Carolyn Kaster Carolyn Kaster / The Associated Press

WASHINGTON — L’ancien conseiller à la sécurité nationale du président Donald Trump, Michael Flynn, a plaidé coupable vendredi, d’avoir menti à la police fédérale américaine à propos de ses contacts avec des responsables russes. Michael Flynn a aussi admis avoir agi sur les instructions de hauts responsables de l’équipe de transition de Donald Trump.

Des documents dévoilés vendredi révèlent que M. Flynn fait l’objet d’une seule accusation d’avoir «volontairement et consciemment» menti au FBI le 24 janvier.

Son plaidoyer de culpabilité est potentiellement inquiétant pour la Maison-Blanche, car en acceptant de collaborer avec la justice, Michael Flynn pourrait devenir un collaborateur important pour l’équipe du procureur spécial Robert Mueller qui tente de déterminer si l’équipe de campagne de Donald Trump a comploté avec la Russie pour influencer le résultat des élections de 2016 en faveur du milliardaire républicain.
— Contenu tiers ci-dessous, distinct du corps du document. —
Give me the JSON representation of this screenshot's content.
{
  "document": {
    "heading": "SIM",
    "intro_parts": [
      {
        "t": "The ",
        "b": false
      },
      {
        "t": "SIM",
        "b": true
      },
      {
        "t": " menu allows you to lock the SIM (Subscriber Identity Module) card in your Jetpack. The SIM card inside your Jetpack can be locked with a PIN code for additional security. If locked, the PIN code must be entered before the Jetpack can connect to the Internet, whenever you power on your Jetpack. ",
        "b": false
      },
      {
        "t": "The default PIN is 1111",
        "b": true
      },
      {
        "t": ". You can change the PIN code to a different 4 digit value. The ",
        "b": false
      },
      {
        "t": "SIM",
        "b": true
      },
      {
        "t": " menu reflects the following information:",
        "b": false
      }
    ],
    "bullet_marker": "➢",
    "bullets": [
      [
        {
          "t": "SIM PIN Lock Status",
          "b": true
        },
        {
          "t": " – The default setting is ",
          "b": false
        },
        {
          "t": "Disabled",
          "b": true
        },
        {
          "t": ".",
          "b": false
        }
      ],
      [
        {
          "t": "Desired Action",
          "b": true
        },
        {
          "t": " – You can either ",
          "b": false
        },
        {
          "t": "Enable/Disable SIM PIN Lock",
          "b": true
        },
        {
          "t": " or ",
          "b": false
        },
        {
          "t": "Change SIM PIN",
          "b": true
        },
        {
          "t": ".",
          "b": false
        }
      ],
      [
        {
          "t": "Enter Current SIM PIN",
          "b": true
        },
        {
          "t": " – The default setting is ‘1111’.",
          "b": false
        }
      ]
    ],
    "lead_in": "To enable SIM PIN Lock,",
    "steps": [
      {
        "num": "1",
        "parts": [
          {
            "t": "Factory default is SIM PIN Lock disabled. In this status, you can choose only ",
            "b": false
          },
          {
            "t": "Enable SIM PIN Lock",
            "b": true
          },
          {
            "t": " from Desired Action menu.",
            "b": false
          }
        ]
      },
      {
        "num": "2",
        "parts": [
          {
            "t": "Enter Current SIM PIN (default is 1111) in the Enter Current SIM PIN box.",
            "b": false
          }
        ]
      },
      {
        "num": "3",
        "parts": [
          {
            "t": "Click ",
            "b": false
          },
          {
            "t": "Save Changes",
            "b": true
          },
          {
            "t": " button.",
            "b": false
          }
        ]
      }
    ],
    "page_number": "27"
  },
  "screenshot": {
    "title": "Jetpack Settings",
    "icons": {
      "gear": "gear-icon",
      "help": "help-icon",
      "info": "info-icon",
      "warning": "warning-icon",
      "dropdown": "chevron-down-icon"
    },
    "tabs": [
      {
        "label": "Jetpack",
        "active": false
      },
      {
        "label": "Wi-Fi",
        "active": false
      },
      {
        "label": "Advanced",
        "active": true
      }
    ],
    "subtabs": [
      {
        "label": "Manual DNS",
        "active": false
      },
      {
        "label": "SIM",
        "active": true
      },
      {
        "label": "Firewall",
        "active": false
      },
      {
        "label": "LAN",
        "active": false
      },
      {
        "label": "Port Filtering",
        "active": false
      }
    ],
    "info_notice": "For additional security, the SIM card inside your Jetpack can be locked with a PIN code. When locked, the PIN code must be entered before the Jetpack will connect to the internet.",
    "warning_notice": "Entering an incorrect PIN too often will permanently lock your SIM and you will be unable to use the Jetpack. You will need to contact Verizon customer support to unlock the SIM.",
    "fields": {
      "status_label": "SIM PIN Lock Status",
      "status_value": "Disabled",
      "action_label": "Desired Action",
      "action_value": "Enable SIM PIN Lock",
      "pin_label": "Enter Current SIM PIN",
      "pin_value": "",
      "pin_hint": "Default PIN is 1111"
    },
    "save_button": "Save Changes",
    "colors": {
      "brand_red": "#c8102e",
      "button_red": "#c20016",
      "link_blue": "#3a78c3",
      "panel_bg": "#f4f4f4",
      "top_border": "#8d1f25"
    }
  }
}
L’équipe juridique du bureau du procureur spécial Robert Mueller prétend notamment que M. Flynn a menti quand il a dit ne pas avoir discuté de sanctions avec celui qui était à l’époque l’ambassadeur russe aux États-Unis.

Les développements de vendredi ne prouvent pas qu’il y a eu collusion avec la Russie, mais ils montrent que Michael Flynn a menti au FBI au sujet de plusieurs conversations avec l’ambassadeur russe aux États-Unis en décembre dernier. Les documents de la Cour montrent aussi clairement que des hauts responsables de l’équipe de transition de Donald Trump étaient parfaitement au courant des contacts que Michael Flynn avait avec des responsables russes dans les semaines précédant l’inauguration.

Les hauts responsables n’ont pas été nommés dans les documents de la cour, mais des personnes proches de l’affaire ont confié à l’Associated Press qu’il s’agirait de Jared Kushner, le gendre du président et ancien conseiller adjoint à la sécurité nationale et KT McFarland, choisi par Donald Trump, pour être ambassadrice à Singapour.

Ce plaidoyer de culpabilité pousse l’enquête plus près que jamais de la Maison-Blanche. Étant donné l’implication directe de l’équipe de transition dans les conversations de Michael Flynn avec l’ambassadeur russe Sergey Kislyak, le plaidoyer soulève également des questions sur l’exactitude des affirmations répétées de l’administration selon lesquelles Michael Flynn aurait induit Mike Pence en erreur lorsqu’il lui avait dit n’avoir jamais discuté des sanctions contre Moscou avec des diplomates russes. Rappelons que Michael Flynn avait été poussé à la démission pour avoir menti à Mike Pence.

Le général à la retraite, qui a milité vigoureusement aux côtés de Donald Trump pendant la campagne, devient le deuxième homme autour du président à enregistrer un verdict de culpabilité lié à l’ingérence russe pendant les élections américaines de 2016. George Papadopoulous, un ancien membre de l’équipe de campagne de M. Trump, a reconnu en octobre avoir menti au FBI.

Le procureur spécial Robert Mueller a aussi intenté des poursuites contre un ancien directeur de campagne du candidat Trump, Paul Manafort, et son associé Rick Gates. Tous deux ont plaidé non coupables.

M. Flynn est sous la loupe des enquêteurs de M. Mueller pour de multiples allégations, notamment son travail de lobbyiste au profit de la Turquie. Le fait qu’il ne doive répondre que d’une seule accusation porte à penser qu’il a choisi de collaborer avec l’enquête de M. Mueller en échange d’une certaine clémence.